British police say there is "nothing to suggest that Novichok" caused two people to fall ill this weekend at a restaurant in Salisbury, where earlier this year the nerve agent was used in an attempted assassination.
On Sunday evening, Wiltshire Police declared a major incident following a report that a man in his 40s and a woman in her 30s had fallen ill in the English city.
Streets were cordoned off in Salisbury after police received a call from the ambulance service to Prezzo restaurant in the city's High Street.
"We can now confirm that there is nothing to suggest that Novichok is the substance," Wiltshire police said in a statement. "Both people remain in hospital under observation."

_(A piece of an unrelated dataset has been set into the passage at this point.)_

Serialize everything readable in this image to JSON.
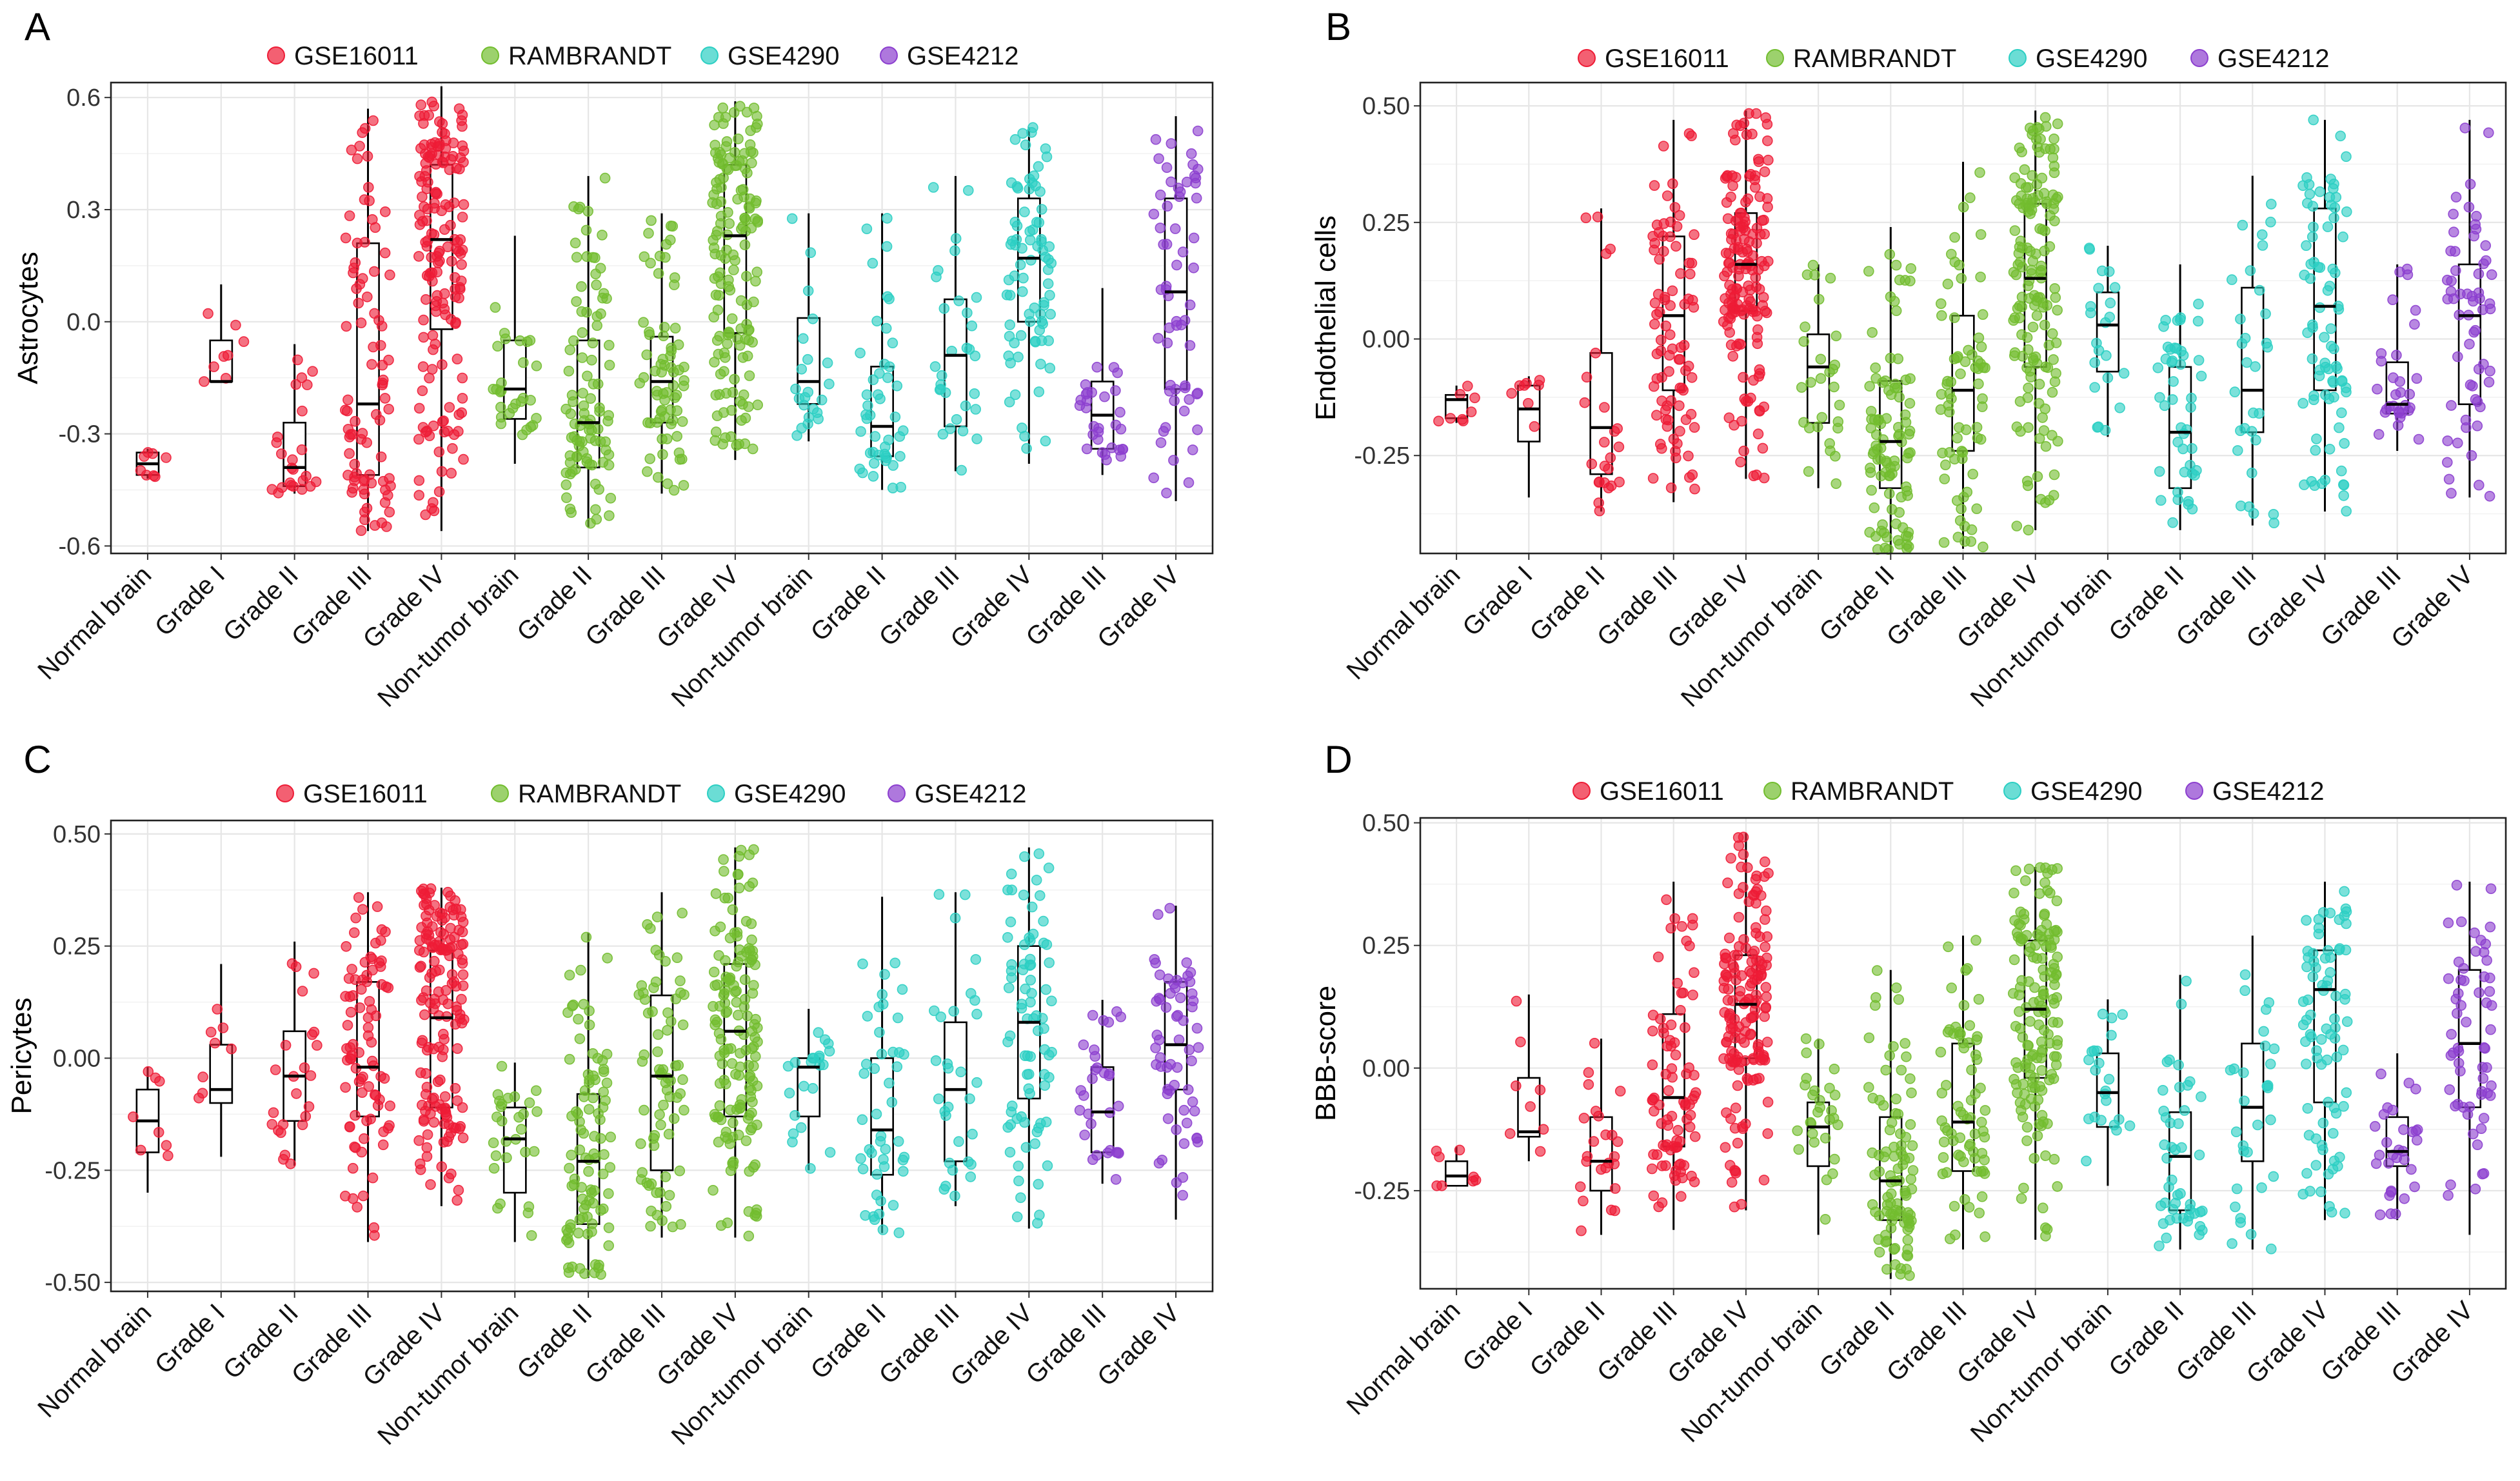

"Due to recent events in the city and concerns that the pair had been exposed to an unknown substance, a highly precautionary approach was taken by all emergency services," it added.
In March, a former Russian spy, Sergei Skripal, and his daughter, Yulia, were found collapsed in Salisbury's city center. It was later discovered they had been exposed to the nerve agent Novichok.
They were released after weeks in hospital. However, two local residents fell ill in June after also being exposed to Novichok.
One of them, Dawn Sturgess, 44, died because of the poisoning. A murder inquiry was launched. Her partner Charlie Rowley, 45, survived after spending almost month in hospital.
The British government has accused two Russians, Alexander Petrov and Ruslan Boshirov, of attempting to murder the Skripals.
The two men accused of the attack have admitted they visited Salisbury, but say the purpose of their brief trip was to visit its historic cathedral and not to poison the Skripals.
The leaders of the United States, France, Germany and Canada have backed Britain's assessment that the two suspects were Russian military intelligence officers and that the Russian government "almost certainly" approved the attack.